PiotrSokol · January 18, 2018, 10:34pm

Hi,

Is it possible to use GPU accelerated factorizations? I can’t find any information in the documentation and it seems that in version “0.3.0.post4” pytorch copies the tensor onto RAM and runs a CPU implementation of the factorizations.

richard · January 18, 2018, 10:40pm

torch.qr and torch.svd both run on the GPU if your input is a CUDA tensor. They might also run parts of the algorithm on the CPU.
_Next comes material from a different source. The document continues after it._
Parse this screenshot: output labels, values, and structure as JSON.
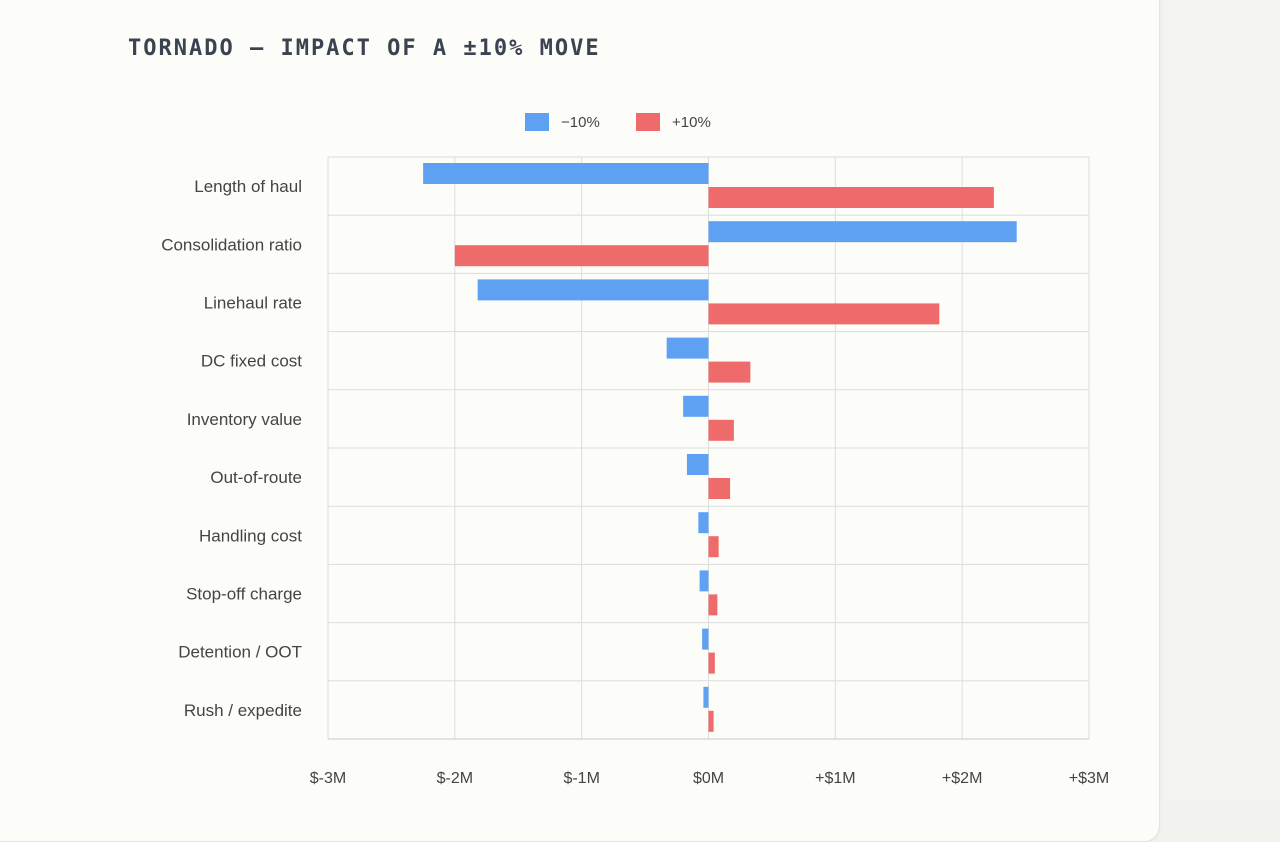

PiotrSokol · January 19, 2018, 12:34am

@richard,

I also thought that if the input tensor is a cuda array then it should use the GPU but running

T = torch.randn(400,400).cuda()
 for i in range(100):
    somevar = torch.qr(T)

causes only a marginal increase in volatile GPU utilization (8-10%)
but blows up all CPU cores.

linyu · September 14, 2018, 8:12am

Hi, have you solved your problem? I have the same problem as you.

YiifeiWang · January 30, 2019, 1:48am

I simply move data to CPU to run QR decomposition.

PiotrSokol · February 19, 2019, 4:40pm

@YiifeiWang this may be faster depending on your setup. I found that doing qr on a 28 core/ 56 virtual cpu machine is 2x faster than running it on a nvidia titan.